With this C array, you can now include the model as part of a C or C++ application, such as one running on an embedded system, without needing to read the model from a file. This is often necessary for environments where file system access is either restricted or not available.


Feature Extraction Process

  1. Apply Fourier Transform: For each 30-ms slice of audio, run a Fourier transform after applying a Hann window filter.

  2. Calculate Magnitude: Square the real and imaginary parts of the Fourier transform, sum them up, and then take the square root to find the magnitude for each frequency bucket.

  3. Frequency Bucketing: Given 480 samples in 30 ms (at a rate of 16,000 samples/second), we pad zeros to make it 512 samples for the FFT algorithm. This gives us 256 frequency buckets. To make it more manageable, we average these into 40 buckets. We use the mel frequency scale to give more weight to lower frequencies.

  4. Noise Reduction: Keep a running average of each frequency bucket. Subtract this average from the current bucket value to remove background noise.

  5. Odd-Even Coefficients: The algorithm uses different coefficients for odd and even frequency buckets. This was designed to enhance performance and creates a comb-like pattern in the feature images.

  6. Signal Boosting: Use per-channel amplitude normalization (PCAN) to auto-gain the signal based on average noise levels.

  7. Log Scaling: Apply a logarithmic scale to each bucket value to prevent louder frequencies from overshadowing quieter ones.

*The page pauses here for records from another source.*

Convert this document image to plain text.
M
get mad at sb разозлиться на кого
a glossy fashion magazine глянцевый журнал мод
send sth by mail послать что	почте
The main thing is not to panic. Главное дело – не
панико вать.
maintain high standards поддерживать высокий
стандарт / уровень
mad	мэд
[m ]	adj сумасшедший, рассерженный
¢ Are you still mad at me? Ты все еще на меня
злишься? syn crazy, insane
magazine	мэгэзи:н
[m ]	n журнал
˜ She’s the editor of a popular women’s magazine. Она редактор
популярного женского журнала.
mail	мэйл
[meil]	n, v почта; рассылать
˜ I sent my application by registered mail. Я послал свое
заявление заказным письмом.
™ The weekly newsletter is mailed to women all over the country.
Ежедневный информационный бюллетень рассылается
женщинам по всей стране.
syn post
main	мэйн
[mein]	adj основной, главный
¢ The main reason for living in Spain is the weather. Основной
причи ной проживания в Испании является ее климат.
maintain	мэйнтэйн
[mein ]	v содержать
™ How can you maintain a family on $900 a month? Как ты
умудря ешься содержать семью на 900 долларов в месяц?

This procedure is looped 49 times, each time advancing the 30-ms audio window by 20 ms, to process one second of audio. The result is a 2D array with 40 columns (for each frequency bucket) and 49 rows (for each time slice).


Model Structure

The model has three main layers:

  1. Convolutional Layer: Contains 8 filters, each sized 8x10 pixels.
  2. Fully Connected Layer: Connects to the convolutional layer's output.
  3. Softmax Layer: Outputs the final probabilities for each category.

For input, the model expects a 4D array with dimensions 1 x 49 x 40 x 1, which represents a spectrogram of 49x40. The extra dimensions are for TensorFlow compatibility.

After convolution, the output shape becomes 1 x 25 x 20 x 8, giving us 4000 values. These feed into the fully connected layer, which then returns 4 outputs corresponding to the categories: "yes," "no," "unknown words," and "silence." The category with the highest probability becomes the model's prediction.

The model is lightweight, occupying only 18 KB and requiring 400,000 arithmetic operations for a single run.


Additional Factors

Detection Frequency

To increase the likelihood of capturing a complete word within a one-second window, the model needs to run more frequently than once per second. Based on experience, running the model 10 to 15 times per second yields optimal results.

Post-Processing

A special post-processing class is used to improve recognition accuracy. This class takes the raw model outputs and averages the scores over a short time frame. A word is recognized only if it receives multiple high scores in that time window. An algorithm then determines if the scores for any category exceed a set threshold. The filtered results are sent to the CommandResponder, which performs an action based on the platform's capabilities.